Farnam's group in collaboration with researchers from Purdue University and Oregon State University, is among the first to demonstrate that using phase change materials as an environmentally friendly alternative can be just as effective as the standard salting and scraping methods.
"Phase change materials can be incorporated into concrete using porous lightweight aggregate or embedded pipes and when PCM transforms from liquid to solid during cooling events, it can release thermal heat that can be used to melt ice and snow," Farnam said. "By inhibiting the formation of ice and snow on the pavement or bridge surface, the use of PCM may reduce or eliminate the need for deicing chemicals/salts, snowplowing or both -- thus saving money and positively influencing the environmental impact of such operations."
Paraffin oil, a common ingredient in candles, wax polishes, cosmetics and water-proofing compounds, was their material of choice for this endeavor because it is organic, widely available, chemically stable and relatively inexpensive. Like all phase change materials, it releases thermal energy when it changes its physical state, which means as temperatures drop and the oil begins to solidify it releases energy through latent heat of fusion. This means paraffin oil can be tailored to embed deicing capabilities in a road surface so that it becomes thermally active during snow events or when deicing is needed.

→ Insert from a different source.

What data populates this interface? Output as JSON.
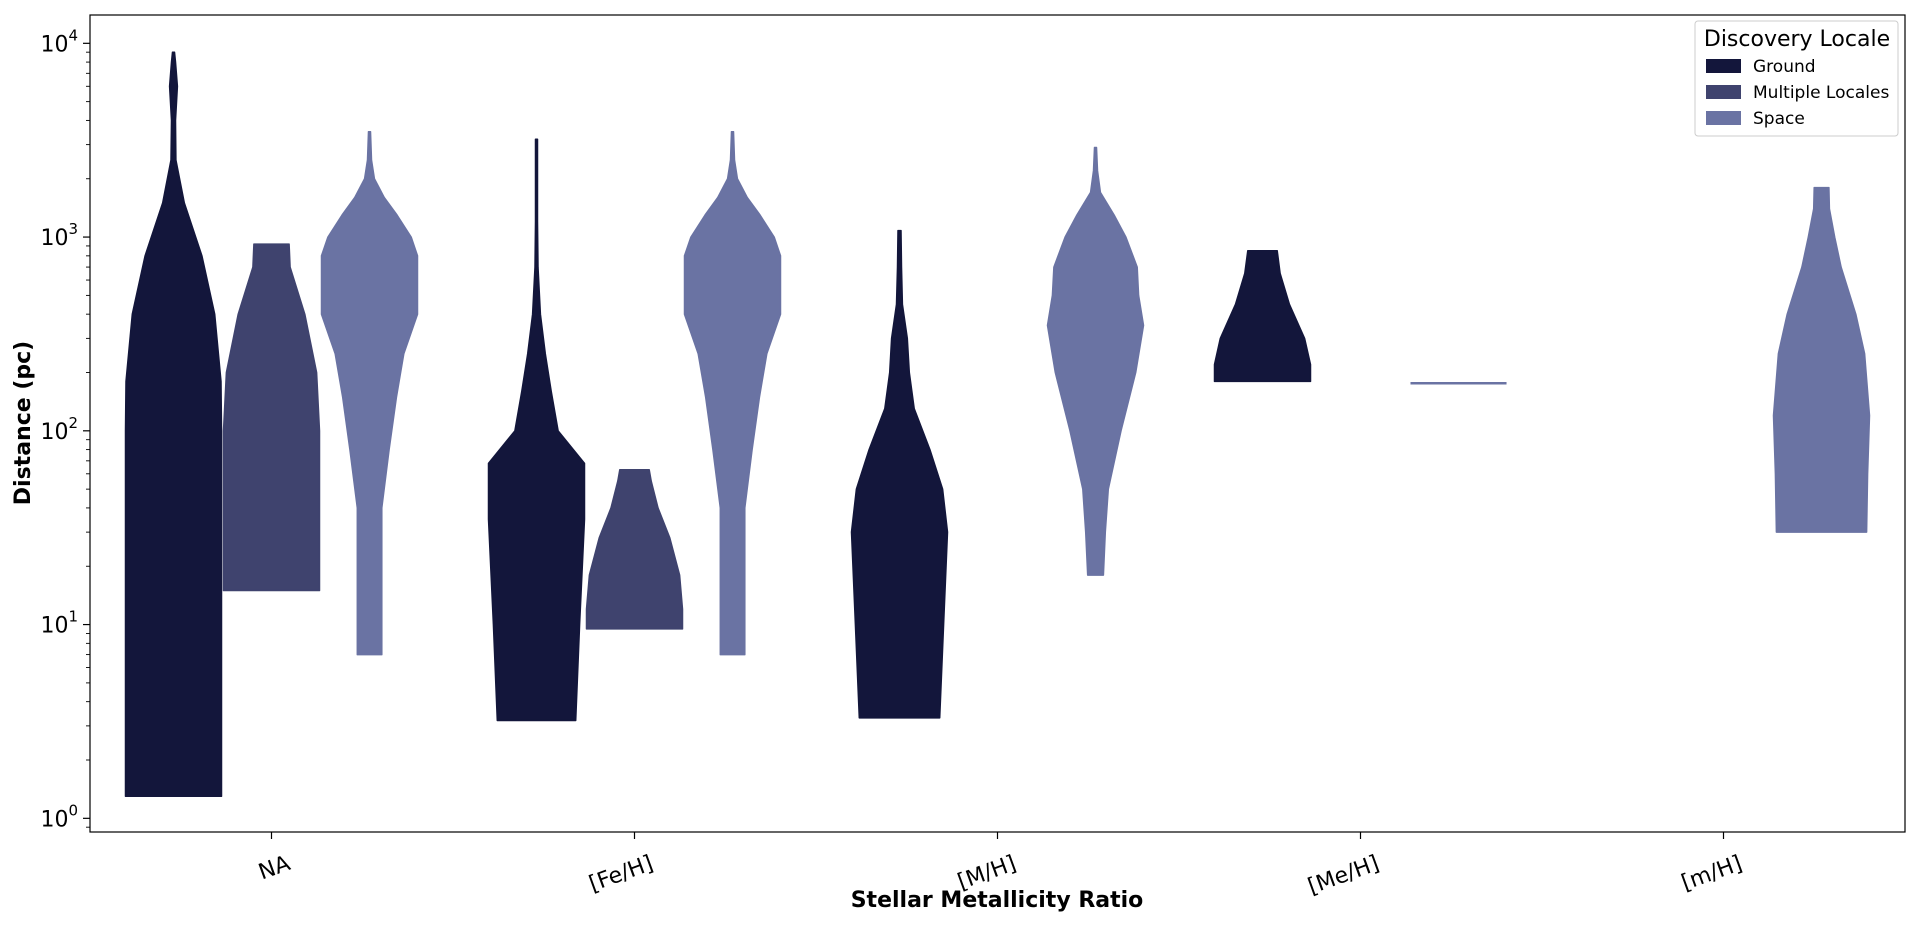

To test its snow and ice-melting ability, the team created a set of concrete slabs -- one with paraffin-filled pipes inside, one containing porous lightweight aggregate that had been infused with paraffin, and a third reference slab without paraffin. Each was sealed in an insulated container and then covered with about five inches of lab-made "snow."
With temperatures inside the boxes held between 35-44 degrees Fahrenheit, both of the paraffin-treated slabs were able to completely melt the snow within the first 25 hours of testing, while the snow on the reference sample remained frozen. The slab with the paraffin-filled tubes melted the snow slightly faster than the one composed of paraffin-treated aggregate. Farnam suggests that this is because the paraffin inside the tubes is able to solidify more quickly -- thus releasing its energy -- because of the regular diameter of the pipes. While the diameter of the pores of the aggregate vary in size.
But in the group's second experiment, in which the ambient air temperature in the box was lowered to freezing before the snow was added, the paraffin-treated aggregate was more effective than the embedded pipes. This is because the capillary pore pressure delayed the freezing of the paraffin, thus allowing it to release its heat energy over a longer period of time.
"The gradual heat release due to the different pore sizes in porous light-weight aggregate is more beneficial in melting snow when concrete is exposed to variety of temperature changes when snow melting or deicing is needed," Farnam said. "We believe that using porous lightweight aggregate can be potential way of incorporating phase change materials in concrete as it is easy to be implemented in practice and can cover environmental conditions of various locations in the US dealing with snow, especially melting snow or deicing in roads and bridges in the Northeast."
One of the first uses of this infrastructure technology could be at airports, where keeping runways clear of snow and ice is vital and a perpetual challenge in the winter. The Federal Aviation Administration supported this research as part of its Heated Airport Pavements Project in its Partnership to Enhance General Aviation Safety, Accessibility and Sustainability program.
"Additional research is needed to further understand other factors influencing concrete constructability, including concrete fresh and hardened performance when the concrete contains phase change materials, and the phase change material's thermal performance in different locations in the U.S.," Farnam said. "Eventually this could be used to reduce the amount of deicing chemicals we use or can be used as a new deicing method to improve the safety of roads and bridges. But before it can be incorporated, we will need to better understand how it affects durability of concrete pavement, skid resistance and long-term stability."